Melampaui Waktu - Chapter 242
Bab 242 – 242 Leluhur Panik (2)
242 Leluhur Panik (2)
“Itu sudah tidak penting lagi.” Xu Qing menggelengkan kepalanya. Kemudian dia mengangkat tangan kanannya dan meraihnya. Seketika, botol perunggu kecil itu terbang ke tangannya.
Suara di dalam botol itu telah melemah sepenuhnya. Setelah muncul sekali lagi, suara itu menghilang sepenuhnya.
Ding Xue melirik Zhao Zhongheng. Jika itu orang lain, akan sangat sulit untuk memahami arti dari pandangan itu. Namun, Zhao Zhongheng mengerti secara diam-diam dan segera maju untuk menggeledah tubuh Ras Mayat Laut tanpa ragu-ragu.
Tak lama kemudian, mereka menemukan sebuah tas penyimpanan dan ketiganya meninggalkan lorong rahasia itu.
Xu Qing menutupi botol peredam suara itu dan menyimpannya.
Ding Xue memberi tahu sekte tersebut apa yang telah dia temukan di sini dan dapat dianggap telah menyelesaikan misinya. Adapun barang-barang di dalam tas penyimpanan, jumlahnya tidak banyak. Sebagian besar adalah barang-barang lain-lain. Tidak ada artefak sihir atau jimat giok. Jelas, semuanya telah habis digunakan.
Terdapat beberapa ratus batu roh dan tiga hingga lima tiket roh. Mereka tidak tahu apakah itu karena dia memang miskin sejak awal atau karena dia menyembunyikan barang-barangnya di tempat lain.
Xu Qing mengamati sekeliling. Dia mengambil botol penangkap suara dan tidak meminta apa pun lagi.
Xu Qing tidak tahu apa gunanya botol ini di masa depan, tetapi benda ini sendiri sangat aneh. Xu Qing merasa bahwa benda ini memiliki nilai tertentu.
Zhao Zhongheng dan Ding Xue adalah orang kaya dan tidak menyukai barang-barang di dalam tas penyimpanan itu. Namun, mereka tetap membaginya. Bagaimanapun, itu kurang lebih merupakan keuntungan.
Begitu saja, setelah Ding Xue melaporkan masalah lorong rahasia itu, masalah ini pun berakhir.

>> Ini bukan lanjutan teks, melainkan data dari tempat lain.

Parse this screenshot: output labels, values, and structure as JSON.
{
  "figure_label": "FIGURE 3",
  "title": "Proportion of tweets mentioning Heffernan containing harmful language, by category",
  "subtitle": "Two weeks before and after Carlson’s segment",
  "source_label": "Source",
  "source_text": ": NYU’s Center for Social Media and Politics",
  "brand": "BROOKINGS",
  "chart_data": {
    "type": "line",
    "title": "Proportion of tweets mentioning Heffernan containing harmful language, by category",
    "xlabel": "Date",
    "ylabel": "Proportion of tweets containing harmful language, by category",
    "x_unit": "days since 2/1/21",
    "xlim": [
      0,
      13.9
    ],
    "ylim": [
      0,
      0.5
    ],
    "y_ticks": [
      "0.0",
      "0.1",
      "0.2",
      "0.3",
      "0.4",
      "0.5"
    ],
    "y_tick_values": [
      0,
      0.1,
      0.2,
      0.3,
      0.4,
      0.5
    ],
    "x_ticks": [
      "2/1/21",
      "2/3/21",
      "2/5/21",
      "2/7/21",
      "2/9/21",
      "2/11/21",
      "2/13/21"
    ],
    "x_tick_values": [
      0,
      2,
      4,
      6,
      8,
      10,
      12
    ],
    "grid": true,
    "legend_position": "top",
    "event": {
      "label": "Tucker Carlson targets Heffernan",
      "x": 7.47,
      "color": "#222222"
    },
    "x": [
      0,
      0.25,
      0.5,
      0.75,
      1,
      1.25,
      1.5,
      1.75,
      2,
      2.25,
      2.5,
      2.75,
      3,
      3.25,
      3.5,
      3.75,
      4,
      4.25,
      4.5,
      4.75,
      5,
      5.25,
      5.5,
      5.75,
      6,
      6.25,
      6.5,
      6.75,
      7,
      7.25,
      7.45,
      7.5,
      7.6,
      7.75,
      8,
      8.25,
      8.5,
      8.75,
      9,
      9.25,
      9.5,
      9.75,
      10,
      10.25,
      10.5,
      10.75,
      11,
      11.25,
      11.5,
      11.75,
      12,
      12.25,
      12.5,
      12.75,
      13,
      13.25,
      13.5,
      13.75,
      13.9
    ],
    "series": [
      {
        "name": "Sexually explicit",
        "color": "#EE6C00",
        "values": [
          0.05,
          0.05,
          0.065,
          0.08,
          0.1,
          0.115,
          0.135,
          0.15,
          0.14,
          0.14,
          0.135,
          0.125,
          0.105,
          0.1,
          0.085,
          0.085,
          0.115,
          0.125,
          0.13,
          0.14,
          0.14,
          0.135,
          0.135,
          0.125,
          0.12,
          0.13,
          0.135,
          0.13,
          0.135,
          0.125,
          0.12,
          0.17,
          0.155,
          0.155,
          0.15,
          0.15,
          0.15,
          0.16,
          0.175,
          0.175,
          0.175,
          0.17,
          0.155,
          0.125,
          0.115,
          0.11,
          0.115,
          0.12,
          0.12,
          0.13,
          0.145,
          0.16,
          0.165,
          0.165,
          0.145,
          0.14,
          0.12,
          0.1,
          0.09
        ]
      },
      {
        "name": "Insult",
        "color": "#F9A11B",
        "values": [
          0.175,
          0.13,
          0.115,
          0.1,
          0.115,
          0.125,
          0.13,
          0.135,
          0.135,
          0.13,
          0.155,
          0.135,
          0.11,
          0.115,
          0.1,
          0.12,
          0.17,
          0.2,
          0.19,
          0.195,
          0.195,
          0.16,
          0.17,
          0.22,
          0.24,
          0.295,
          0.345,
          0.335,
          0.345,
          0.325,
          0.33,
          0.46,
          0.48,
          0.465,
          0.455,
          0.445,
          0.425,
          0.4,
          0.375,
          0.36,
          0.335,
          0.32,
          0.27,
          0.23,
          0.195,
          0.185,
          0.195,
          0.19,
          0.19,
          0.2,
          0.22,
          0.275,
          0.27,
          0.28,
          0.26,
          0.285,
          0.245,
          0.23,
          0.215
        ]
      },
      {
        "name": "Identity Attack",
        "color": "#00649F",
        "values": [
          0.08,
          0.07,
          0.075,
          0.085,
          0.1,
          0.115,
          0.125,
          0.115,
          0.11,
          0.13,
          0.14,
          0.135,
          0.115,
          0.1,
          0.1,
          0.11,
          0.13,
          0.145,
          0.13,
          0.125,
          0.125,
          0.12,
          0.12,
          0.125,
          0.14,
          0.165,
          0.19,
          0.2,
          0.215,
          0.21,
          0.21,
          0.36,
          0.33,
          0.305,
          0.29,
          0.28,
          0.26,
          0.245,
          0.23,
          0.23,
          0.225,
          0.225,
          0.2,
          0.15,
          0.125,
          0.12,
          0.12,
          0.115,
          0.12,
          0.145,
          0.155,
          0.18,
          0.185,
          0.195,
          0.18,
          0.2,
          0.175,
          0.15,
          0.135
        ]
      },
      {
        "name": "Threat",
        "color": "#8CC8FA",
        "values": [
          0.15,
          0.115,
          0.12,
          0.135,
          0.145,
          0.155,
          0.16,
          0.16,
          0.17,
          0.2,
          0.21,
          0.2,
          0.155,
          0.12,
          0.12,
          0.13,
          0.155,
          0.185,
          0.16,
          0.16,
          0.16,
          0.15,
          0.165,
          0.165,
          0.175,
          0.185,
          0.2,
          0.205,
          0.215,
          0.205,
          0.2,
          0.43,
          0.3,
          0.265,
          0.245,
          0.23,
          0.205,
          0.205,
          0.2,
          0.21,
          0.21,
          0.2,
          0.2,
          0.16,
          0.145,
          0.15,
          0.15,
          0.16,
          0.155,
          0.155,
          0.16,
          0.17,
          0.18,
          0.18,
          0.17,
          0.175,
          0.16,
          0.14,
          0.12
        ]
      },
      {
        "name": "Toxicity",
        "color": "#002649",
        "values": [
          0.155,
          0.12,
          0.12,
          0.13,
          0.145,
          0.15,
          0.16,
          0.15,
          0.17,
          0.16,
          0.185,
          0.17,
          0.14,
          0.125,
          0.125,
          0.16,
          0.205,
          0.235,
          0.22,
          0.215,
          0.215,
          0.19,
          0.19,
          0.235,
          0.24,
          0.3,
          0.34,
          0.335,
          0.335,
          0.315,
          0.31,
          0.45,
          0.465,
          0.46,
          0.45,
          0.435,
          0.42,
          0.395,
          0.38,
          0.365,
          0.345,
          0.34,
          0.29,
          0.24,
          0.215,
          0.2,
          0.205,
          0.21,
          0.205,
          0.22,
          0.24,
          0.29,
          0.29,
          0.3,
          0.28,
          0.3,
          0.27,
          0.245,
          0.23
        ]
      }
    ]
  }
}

Selanjutnya, murid-murid lain dari sekte tersebut akan menangani masalah-masalah lanjutan.
Waktu berlalu dengan cepat. Sementara Ding Xue semakin depresi karena kemunculan Zhao Zhongheng, batas waktu satu bulan telah berakhir. Saat Xu Qing mengucapkan selamat tinggal dan pergi, Ding Xue merasa sangat menyesal dan mengejarnya untuk menunjukkan kepeduliannya.
“Kakak Xu, garis depan itu berbahaya, kau harus berhati-hati. Keselamatanmu adalah yang terpenting.”
“Tingkat kultivasiku rendah dan aku tidak punya apa pun untuk ditunjukkan. Namun, aku akan meminta bibiku untuk lebih memperhatikanmu. Jika kamu menemui masalah yang tidak dapat diselesaikan, kamu bisa langsung menemuinya.”
“Selain itu, Kakak Senior Xu, terima kasih atas bantuanmu selama ini. Aku pasti akan bekerja lebih keras untuk mempelajari tentang tumbuhan dan vegetasi dan berusaha untuk bergabung dengan Aliansi Tujuh Sekte sesegera mungkin. Saat itu, aku akan dapat membantu Kakak Senior dalam bidang tumbuhan dan vegetasi.”
Ekspresi Ding Xue tampak serius. Setelah itu, dia berbicara dengan santai.
“Adapun Dao tumbuhan dan vegetasi Puncak Kedua, itu sedikit lebih rendah. Aku pasti akan lebih mahir daripada murid-murid Puncak Kedua di masa depan.”
“Terima kasih. Kamu juga harus menjaga dirimu baik-baik. Semoga sukses.” Xu Qing menghela napas penuh emosi. Dia bisa mendengar ketulusan dalam kata-kata Ding Xue. Dalam hatinya, dia merasa bahwa meskipun Ding Xue memiliki beberapa rencana dalam sebulan terakhir, dia adalah orang yang baik. Terlebih lagi, dia sangat rajin dan bersemangat untuk belajar. Xu Qing menyetujui hal ini.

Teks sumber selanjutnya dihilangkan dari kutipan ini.